If Your Email Account Is On This List, Change Your Password Right Away

Technology has helped the world become a better place. For instance, communication is now much better than before. We have plenty of platforms that we can use to connect with our loved ones or friends. Email, in particular, is a living proof of technology’s greatness.

Apparently, a group of computer security experts chanced upon a spam list that contains a whopping count of 711 million email addresses. Discovered by a Paris-based security researcher called Benkow, the said list contains two separate troves of data.

This is perhaps the largest email breach in history.

The first trove has a set of email addresses, but the second one proves to be alarming. It reportedly contains addresses and passwords.

To verify if your email address is among the harvested email addresses, use haveibeenpawned.com. If the site returns with a warning, then your email address has been hacked.

According to IFLScience, the site is being managed by a computer security expert named Troy Hunt. He is also the first one to ever come across the spam list after Benkow sent it to him for verification.

The spam list contains not only email addresses, but also a set of passwords.

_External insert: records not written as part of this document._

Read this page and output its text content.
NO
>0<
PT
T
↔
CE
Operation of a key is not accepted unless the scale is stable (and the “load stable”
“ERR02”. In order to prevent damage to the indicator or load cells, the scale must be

This is what Hunt said of the spam list:

For a sense of scale, that’s almost one address for every single man, woman, and child in all of Europe.”

Hunt claimed that the data set is the biggest to be ever loaded on his site. Its size, in particular, is enough to alarm everyone who use emails. And obviously, almost everyone in this world uses the platform.

Hunt tweets the following:

Processing the largest list of data ever seen in @haveibeenpwned courtesy of a nasty spambot. I’m in there, you probably are too.”

The data was acquired using a machine dubbed as “Onliner Spambot.” This very bot helped Hunt and Benkow pinpoint an IP address, which is listed in Netherlands. Hunt, however, explained that he has no plans of uploading the data set. For him, doing so might only spread the data further.

The law enforcers have already been notified about the breach, but nothing significant has been made yet.

For now, it’s better for users to check their email addresses using the site. Worst case: Users must immediately change their passwords and retrieve all information from the email. Or, as much as possible, create a new email address. They also have to make sure that the password is almost impossible to hack such as using a combination of characters (e.g. capital letters, symbols, numbers), as experts recommend.